El arzobispo de Tegucigalpa José Vicente Nácher Tatay, reflexionó hoy que Jesús es la brisa pacífica que aparece en medio del viento huracanado, el fuego o terremotos.
Recordó que Jesús fue la presencia silenciosa, pacífica y suave cuando mandó a al PAOTOL Pedro a caminar sobre el agua.
Jesús es el mismo que puede aparecer en medio de las tormentas de la vida y no deja de estar cercano en las brisas suaves de los momentos de sosiego.

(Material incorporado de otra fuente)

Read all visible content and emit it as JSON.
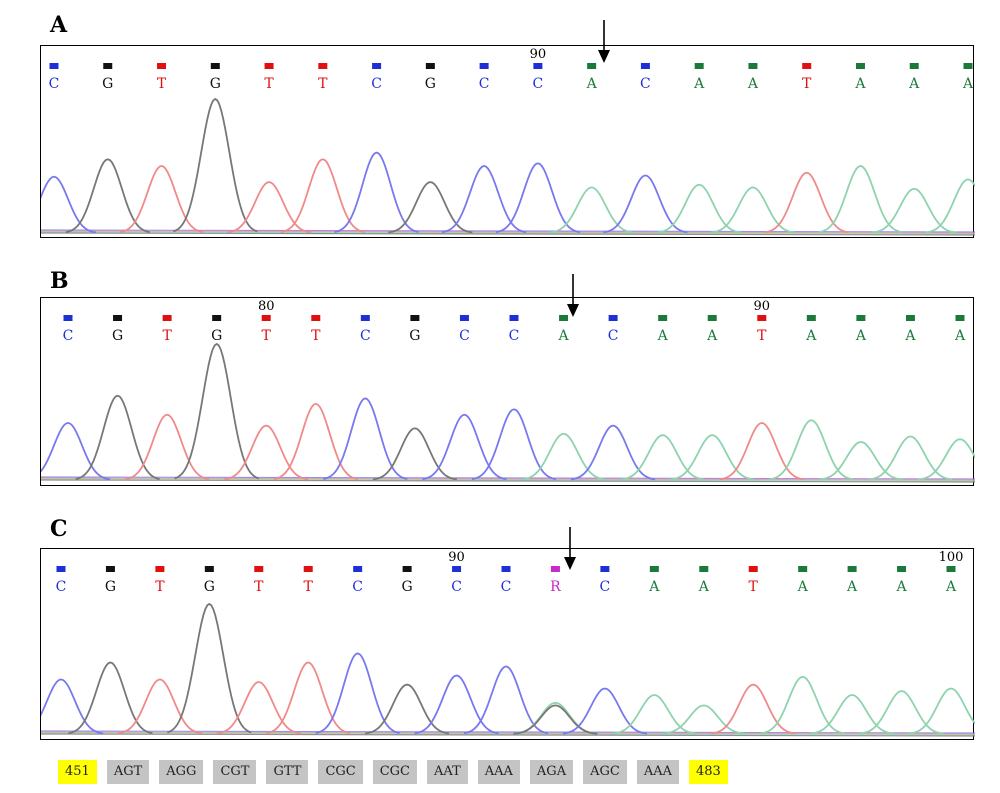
{
  "colors": {
    "A": "#1b7a3a",
    "C": "#1f2fd6",
    "G": "#111111",
    "T": "#e01010",
    "R": "#c82ac8"
  },
  "trace_colors": {
    "A": "#8fd3ad",
    "C": "#7878f0",
    "G": "#777777",
    "T": "#f08a8a",
    "R": "#c82ac8"
  },
  "panels": [
    {
      "label": "A",
      "bases": [
        "C",
        "G",
        "T",
        "G",
        "T",
        "T",
        "C",
        "G",
        "C",
        "C",
        "A",
        "C",
        "A",
        "A",
        "T",
        "A",
        "A",
        "A"
      ],
      "peak_heights": [
        0.42,
        0.55,
        0.5,
        1.0,
        0.38,
        0.55,
        0.6,
        0.38,
        0.5,
        0.52,
        0.34,
        0.43,
        0.36,
        0.34,
        0.45,
        0.5,
        0.33,
        0.4
      ],
      "position_labels": [
        {
          "index": 9,
          "text": "90"
        }
      ],
      "arrow_index": 10
    },
    {
      "label": "B",
      "bases": [
        "C",
        "G",
        "T",
        "G",
        "T",
        "T",
        "C",
        "G",
        "C",
        "C",
        "A",
        "C",
        "A",
        "A",
        "T",
        "A",
        "A",
        "A",
        "A"
      ],
      "peak_heights": [
        0.42,
        0.62,
        0.48,
        1.0,
        0.4,
        0.56,
        0.6,
        0.38,
        0.48,
        0.52,
        0.34,
        0.4,
        0.33,
        0.33,
        0.42,
        0.44,
        0.28,
        0.32,
        0.3
      ],
      "position_labels": [
        {
          "index": 4,
          "text": "80"
        },
        {
          "index": 14,
          "text": "90"
        }
      ],
      "arrow_index": 10
    },
    {
      "label": "C",
      "bases": [
        "C",
        "G",
        "T",
        "G",
        "T",
        "T",
        "C",
        "G",
        "C",
        "C",
        "R",
        "C",
        "A",
        "A",
        "T",
        "A",
        "A",
        "A",
        "A"
      ],
      "peak_heights": [
        0.42,
        0.55,
        0.42,
        1.0,
        0.4,
        0.55,
        0.62,
        0.38,
        0.45,
        0.52,
        0.24,
        0.35,
        0.3,
        0.22,
        0.38,
        0.44,
        0.3,
        0.33,
        0.35
      ],
      "position_labels": [
        {
          "index": 8,
          "text": "90"
        },
        {
          "index": 18,
          "text": "100"
        }
      ],
      "arrow_index": 10
    }
  ],
  "codon_strip": [
    {
      "text": "451",
      "kind": "position"
    },
    {
      "text": "AGT",
      "kind": "codon"
    },
    {
      "text": "AGG",
      "kind": "codon"
    },
    {
      "text": "CGT",
      "kind": "codon"
    },
    {
      "text": "GTT",
      "kind": "codon"
    },
    {
      "text": "CGC",
      "kind": "codon"
    },
    {
      "text": "CGC",
      "kind": "codon"
    },
    {
      "text": "AAT",
      "kind": "codon"
    },
    {
      "text": "AAA",
      "kind": "codon"
    },
    {
      "text": "AGA",
      "kind": "codon"
    },
    {
      "text": "AGC",
      "kind": "codon"
    },
    {
      "text": "AAA",
      "kind": "codon"
    },
    {
      "text": "483",
      "kind": "position"
    }
  ]
}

El texto de hoy es un llamado a confiar en el Señor, él es nuestra seguridad, acentuó el también presidente de la Conferencia Episcopal de Honduras.
Él no suprime a las adversidades, sino que en medio de ellas nos sigue diciendo “ánimo soy yo no teman”, agregó.
Jesús no es alguien despreocupado de las dificultades de nuestra vida o de nuestra iglesia, Jesús lo dice con claridad ·tengan valor, soy yo y estoy con ustedes”, continuó.
Al igual que los discípulos Jesús nos envía a la otra orilla para que superando los vientos contrarios fortalezcamos nuestra fe y aprendamos a reconocerlo como el Hijo de Dios, razonó.
La sociedad sin Dios en el centro sería una barca a la deriva, pero no debemos temer porque Jesús nos acompaña, concluyó.